Assessment and recommendations
Economic context and drivers for regulatory reform
Colombia is a unitary constitutional republic, composed of 32 departments (departamentos), as well as municipalities, special districts, and one Capital-District (Distrito-Capital) in Bogota. The Government of Colombia (GOC) functions within the framework of a presidential representative democratic republic as established in the Constitution of 1991. In accordance with the principle of separation of powers, government is divided into three branches: executive, legislative, and judicial.
The Political Constitution of 1991 is the highest legal instrument in the country. Its promulgation brought a change in the function of the State, which left its interventionist role as exclusive service provider and opened up the possibility of private sector participation in the economy, increasing competition. The Colombian State is now in charge of issuing public policies and regulations, being responsible mainly for supervision and control. This move was accompanied by the creation of regulatory commissions, which contributed to establish more predictable, coherent, and transparent regulatory frameworks where private participation is encouraged.

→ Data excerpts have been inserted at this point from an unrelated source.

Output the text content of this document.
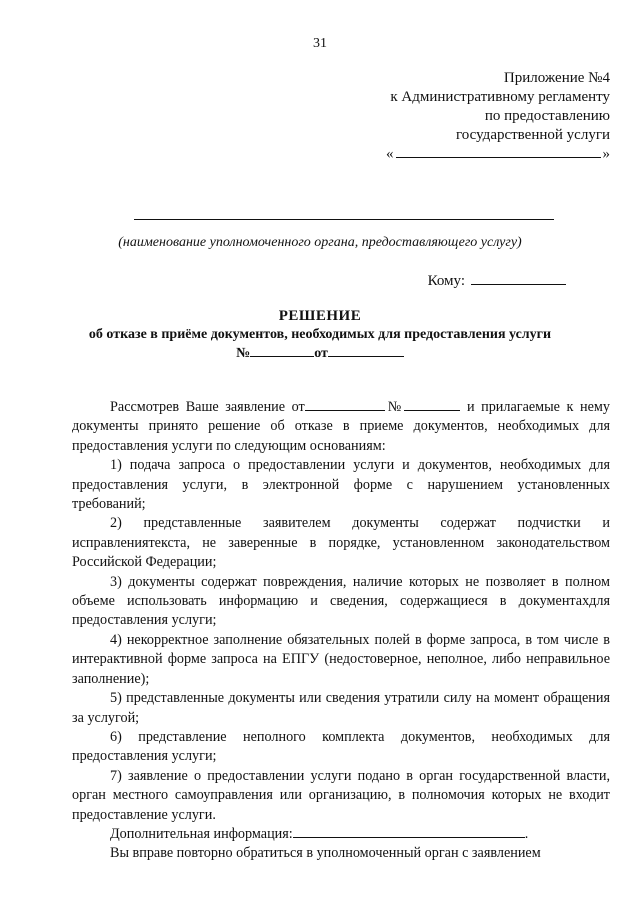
31
Приложение №4
к Административному регламенту
по предоставлению
государственной услуги
«	»
(наименование уполномоченного органа, предоставляющего услугу)
Кому:
РЕШЕНИЕ
об отказе в приёме документов, необходимых для предоставления услуги
№	от

Рассмотрев Ваше заявление от	№	и прилагаемые к нему документы принято решение об отказе в приеме документов, необходимых для предоставления услуги по следующим основаниям:

1) подача запроса о предоставлении услуги и документов, необходимых для предоставления услуги, в электронной форме с нарушением установленных требований;

2) представленные заявителем документы содержат подчистки и исправлениятекста, не заверенные в порядке, установленном законодательством Российской Федерации;

3) документы содержат повреждения, наличие которых не позволяет в полном объеме использовать информацию и сведения, содержащиеся в документахдля предоставления услуги;

4) некорректное заполнение обязательных полей в форме запроса, в том числе в интерактивной форме запроса на ЕПГУ (недостоверное, неполное, либо неправильное заполнение);

5) представленные документы или сведения утратили силу на момент обращения за услугой;

6) представление неполного комплекта документов, необходимых для предоставления услуги;

7) заявление о предоставлении услуги подано в орган государственной власти, орган местного самоуправления или организацию, в полномочия которых не входит предоставление услуги.

Дополнительная информация:	.

Вы вправе повторно обратиться в уполномоченный орган с заявлением
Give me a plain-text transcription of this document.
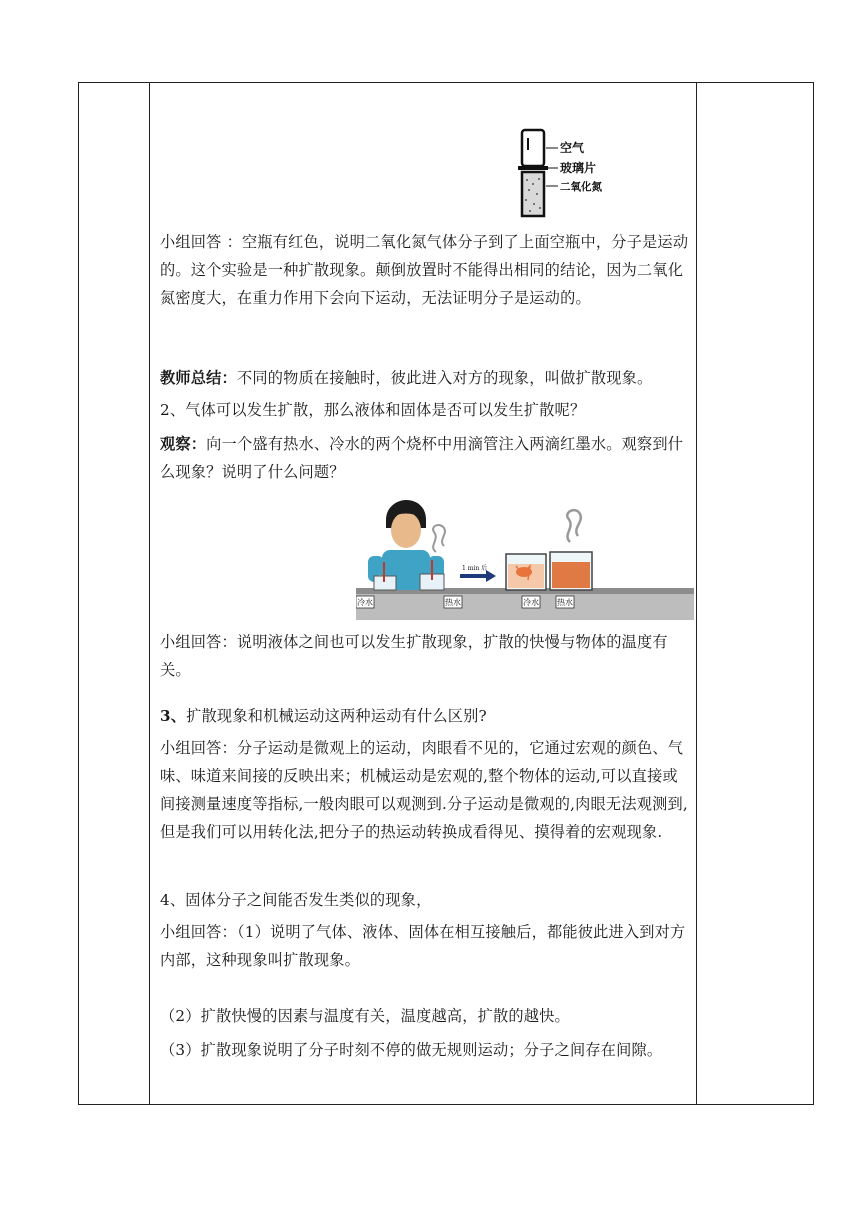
空气
玻璃片
二氧化氮
小组回答 ：空瓶有红色，说明二氧化氮气体分子到了上面空瓶中，分子是运动的。这个实验是一种扩散现象。颠倒放置时不能得出相同的结论，因为二氧化氮密度大，在重力作用下会向下运动，无法证明分子是运动的。
教师总结：不同的物质在接触时，彼此进入对方的现象，叫做扩散现象。
2、气体可以发生扩散，那么液体和固体是否可以发生扩散呢？
观察：向一个盛有热水、冷水的两个烧杯中用滴管注入两滴红墨水。观察到什么现象？说明了什么问题？
小组回答：说明液体之间也可以发生扩散现象，扩散的快慢与物体的温度有关。
3、扩散现象和机械运动这两种运动有什么区别?
小组回答：分子运动是微观上的运动，肉眼看不见的，它通过宏观的颜色、气味、味道来间接的反映出来；机械运动是宏观的,整个物体的运动,可以直接或间接测量速度等指标,一般肉眼可以观测到.分子运动是微观的,肉眼无法观测到,但是我们可以用转化法,把分子的热运动转换成看得见、摸得着的宏观现象.
4、固体分子之间能否发生类似的现象，
小组回答：（1）说明了气体、液体、固体在相互接触后，都能彼此进入到对方内部，这种现象叫扩散现象。
（2）扩散快慢的因素与温度有关，温度越高，扩散的越快。
（3）扩散现象说明了分子时刻不停的做无规则运动；分子之间存在间隙。
冷水	热水
1 min 后
冷水 热水
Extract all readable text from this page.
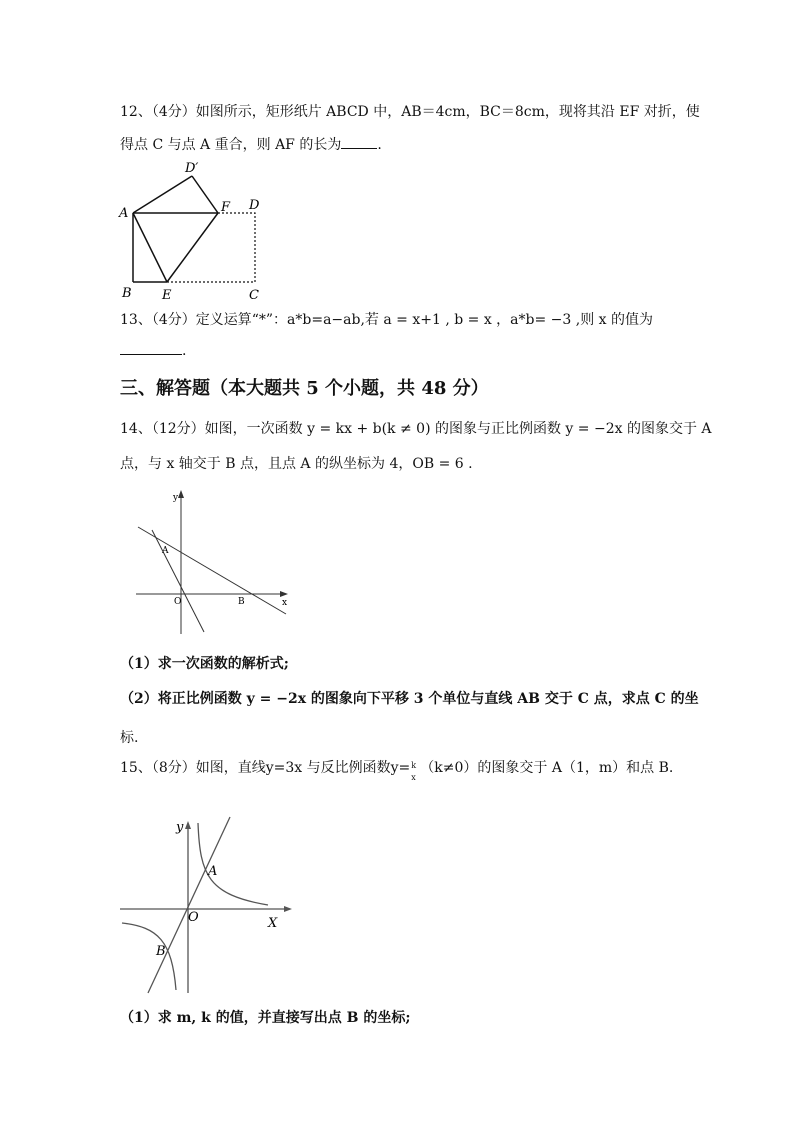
12、（4分）如图所示，矩形纸片 ABCD 中，AB＝4cm，BC＝8cm，现将其沿 EF 对折，使
得点 C 与点 A 重合，则 AF 的长为	.
D′
A	F D
B E	C
13、（4分）定义运算“*”：a*b=a−ab,若 a = x+1 , b = x ，a*b= −3 ,则 x 的值为
.
三、解答题（本大题共 5 个小题，共 48 分）
14、（12分）如图，一次函数 y = kx + b(k ≠ 0) 的图象与正比例函数 y = −2x 的图象交于 A
点，与 x 轴交于 B 点，且点 A 的纵坐标为 4，OB = 6 .
y
x
A
O	B
（1）求一次函数的解析式;
（2）将正比例函数 y = −2x 的图象向下平移 3 个单位与直线 AB 交于 C 点，求点 C 的坐
标.
15、（8分）如图，直线y=3x 与反比例函数y= k
x
（k≠0）的图象交于 A（1，m）和点 B.
y
X
A
O
B
（1）求 m, k 的值，并直接写出点 B 的坐标;
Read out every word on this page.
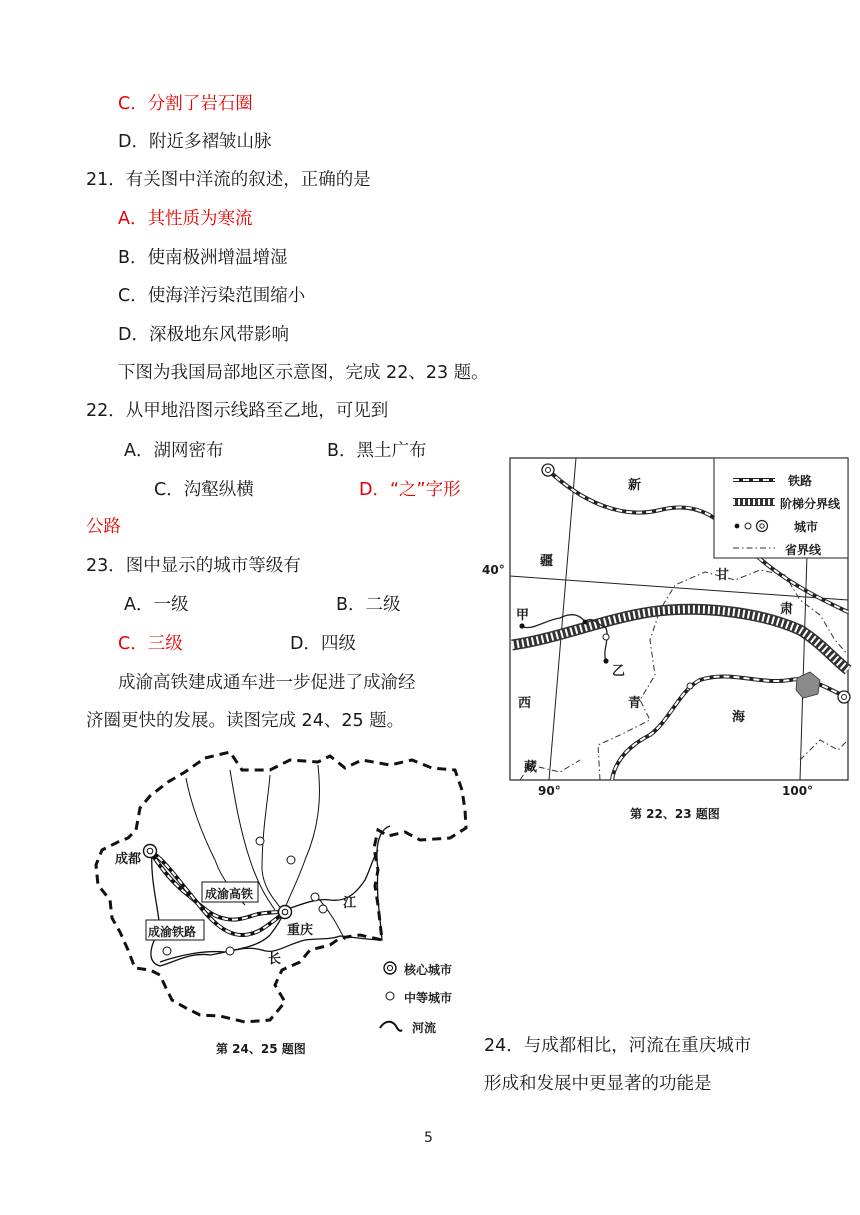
C．分割了岩石圈
D．附近多褶皱山脉
21．有关图中洋流的叙述，正确的是
A．其性质为寒流
B．使南极洲增温增湿
C．使海洋污染范围缩小
D．深极地东风带影响
下图为我国局部地区示意图，完成 22、23 题。
22．从甲地沿图示线路至乙地，可见到
A．湖网密布	B．黑土广布
C．沟壑纵横	D．“之”字形
公路
23．图中显示的城市等级有
A．一级	B．二级
C．三级	D．四级
成渝高铁建成通车进一步促进了成渝经
济圈更快的发展。读图完成 24、25 题。
24．与成都相比，河流在重庆城市
形成和发展中更显著的功能是
5
铁路
阶梯分界线
城市
省界线
新
疆
甘
肃
甲
乙
西
藏
青
海
40°
90°	100°
第 22、23 题图
成都
重庆
成渝高铁
成渝铁路
长
江
核心城市
中等城市
河流
第 24、25 题图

Several administrative reforms have accompanied this process with the aim to have a more professional, transparent and citizen-oriented public administration. The GOC has embarked in administrative simplification efforts, with the overarching goal of streamlining formalities that affect business and citizens. The GOC has also created regulatory commissions for utilities sectors and has separated out the supervisory function through the establishment of Superintendencias. It has also introduced principles and tools to improve the quality of regulations, which have focused mainly on legislative technique.